The L train at rush hour displays similar behavior, which I had forgotten until this morning. For no apparent reason, I was wide awake at 6:30. After making coffee and watching The Daily Show for a bit, I headed to the train with every intention of making it to work by 8:45. I had two things going for me: I was leaving an hour earlier than usual, and I can combine the hat I recently bought with my hoodie and my shades to do a passable impression of popular image of a gang thug, so people get out of my way more quickly.

The Departure Paradox states that if you commute at the particular point on a subway line where the trains can no longer absorb the rush hour traffic, it does not matter what time you leave during the hour of the rush. In my particular case, the rush hour is between 8:15 and 9:15, and if I exit my apartment door during this time, I will arrive at a random time between 9:30 and 9:45 regardless of when I leave.
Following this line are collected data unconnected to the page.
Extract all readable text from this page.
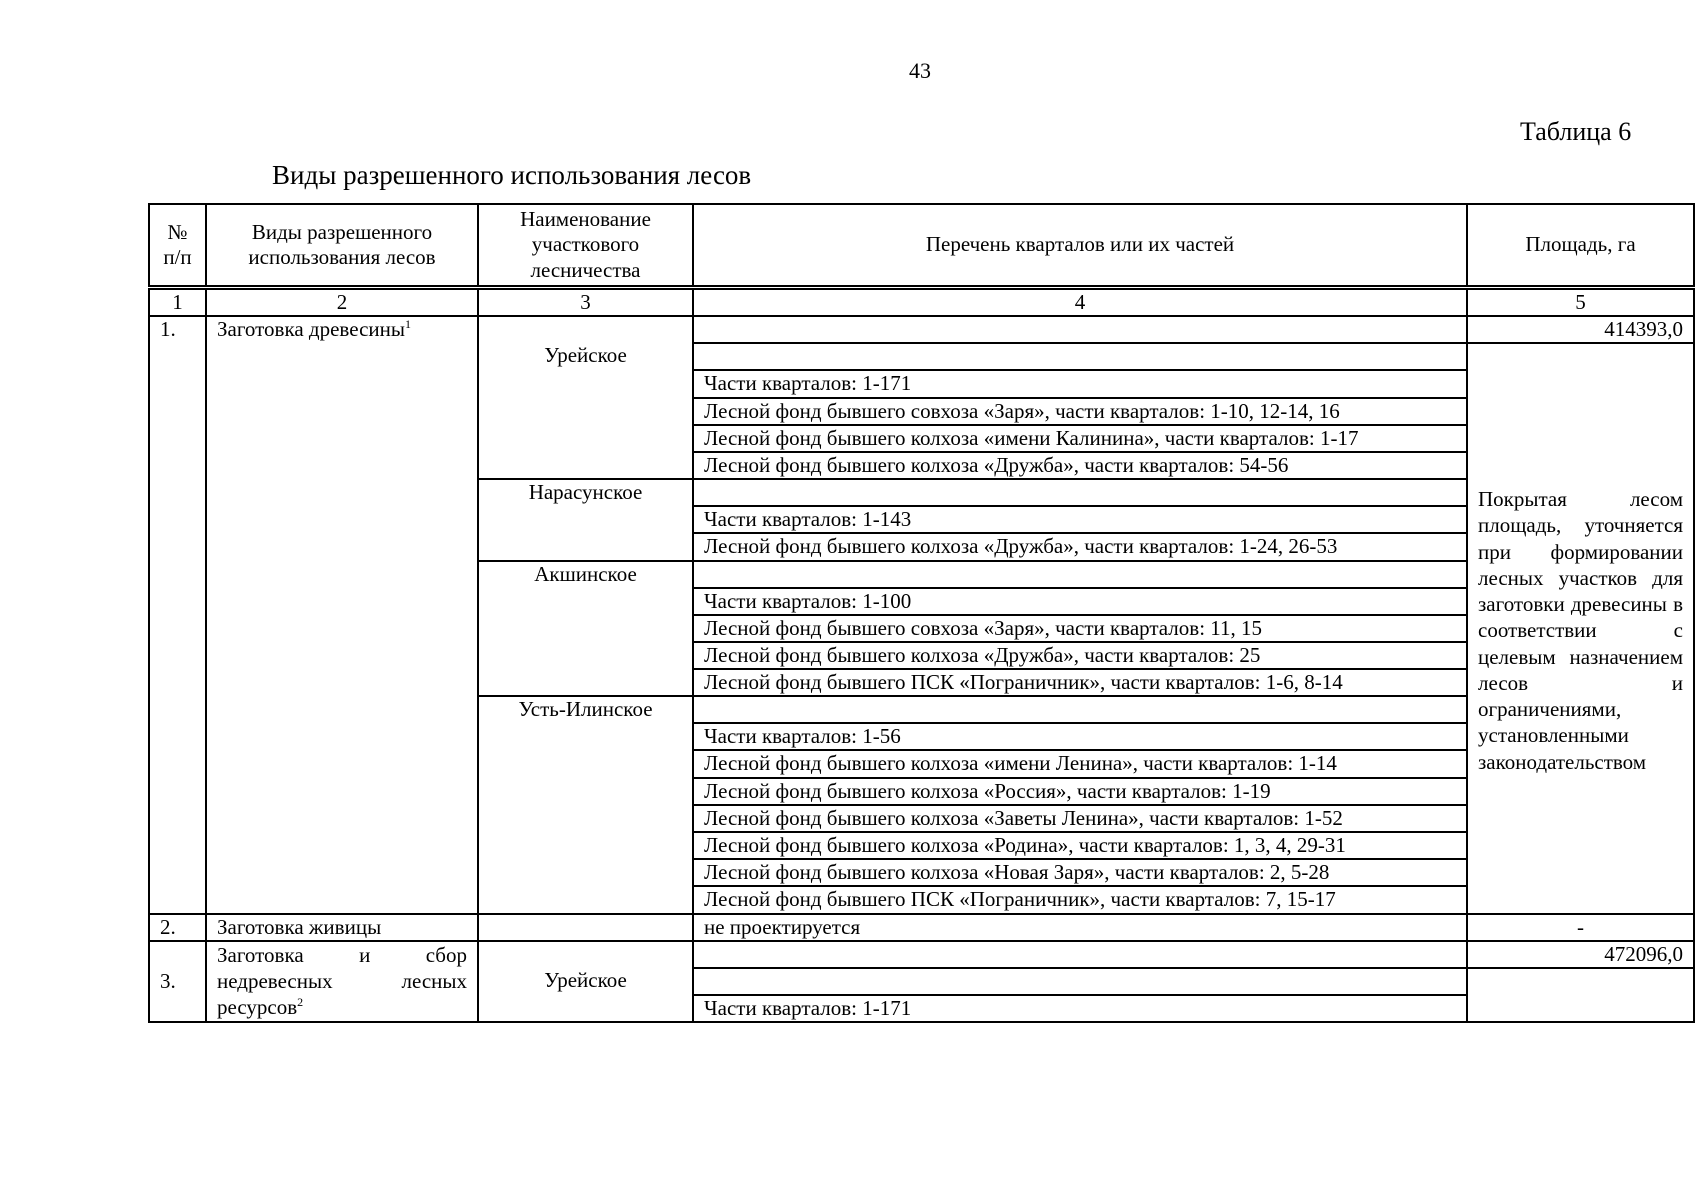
43
Таблица 6
Виды разрешенного использования лесов
№ п/п	Виды разрешенного использования лесов	Наименование участкового лесничества	Перечень кварталов или их частей	Площадь, га
1	2	3	4	5
1.	Заготовка древесины$^1$			414393,0
		Урейское		Покрытая лесом площадь, уточняется при формировании лесных участков для заготовки древесины в соответствии с целевым назначением лесов и ограничениями, установленными законодательством
			Части кварталов: 1-171	
			Лесной фонд бывшего совхоза «Заря», части кварталов: 1-10, 12-14, 16	
			Лесной фонд бывшего колхоза «имени Калинина», части кварталов: 1-17	
			Лесной фонд бывшего колхоза «Дружба», части кварталов: 54-56	
		Нарасунское		
			Части кварталов: 1-143	
			Лесной фонд бывшего колхоза «Дружба», части кварталов: 1-24, 26-53	
		Акшинское		
			Части кварталов: 1-100	
			Лесной фонд бывшего совхоза «Заря», части кварталов: 11, 15	
			Лесной фонд бывшего колхоза «Дружба», части кварталов: 25	
			Лесной фонд бывшего ПСК «Пограничник», части кварталов: 1-6, 8-14	
		Усть-Илинское		
			Части кварталов: 1-56	
			Лесной фонд бывшего колхоза «имени Ленина», части кварталов: 1-14	
			Лесной фонд бывшего колхоза «Россия», части кварталов: 1-19	
			Лесной фонд бывшего колхоза «Заветы Ленина», части кварталов: 1-52	
			Лесной фонд бывшего колхоза «Родина», части кварталов: 1, 3, 4, 29-31	
			Лесной фонд бывшего колхоза «Новая Заря», части кварталов: 2, 5-28	
			Лесной фонд бывшего ПСК «Пограничник», части кварталов: 7, 15-17	
2.	Заготовка живицы		не проектируется	-
3.	Заготовка и сбор недревесных лесных ресурсов$^2$			472096,0
		Урейское		
			Части кварталов: 1-171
Once the traffic volume reaches critical density, problems start piling up. A train is no good to you if you can’t get on it, but frustrated commuters will try anyway, thus delaying the trains, thus creating more trains with too many people, etc. As the trains get fuller, probability demands that someone will have a medical emergency as often as not and pass out at a major station. Delays multiply and feedback and a twenty-minute train ride rapidly, so to speak, becomes an hour long. This process is already in full swing by 8:30, and slowly winds down, ending by 9:30, so the later during the rush hour you leave, the shorter your trip is likely to be.

Today, the L train made it to the river, then turned back due to a sick passenger three stations into Manhattan. I gave up and worked from home, on the grounds that if a 400 ton train couldn’t make it across the river, I wasn’t going to either.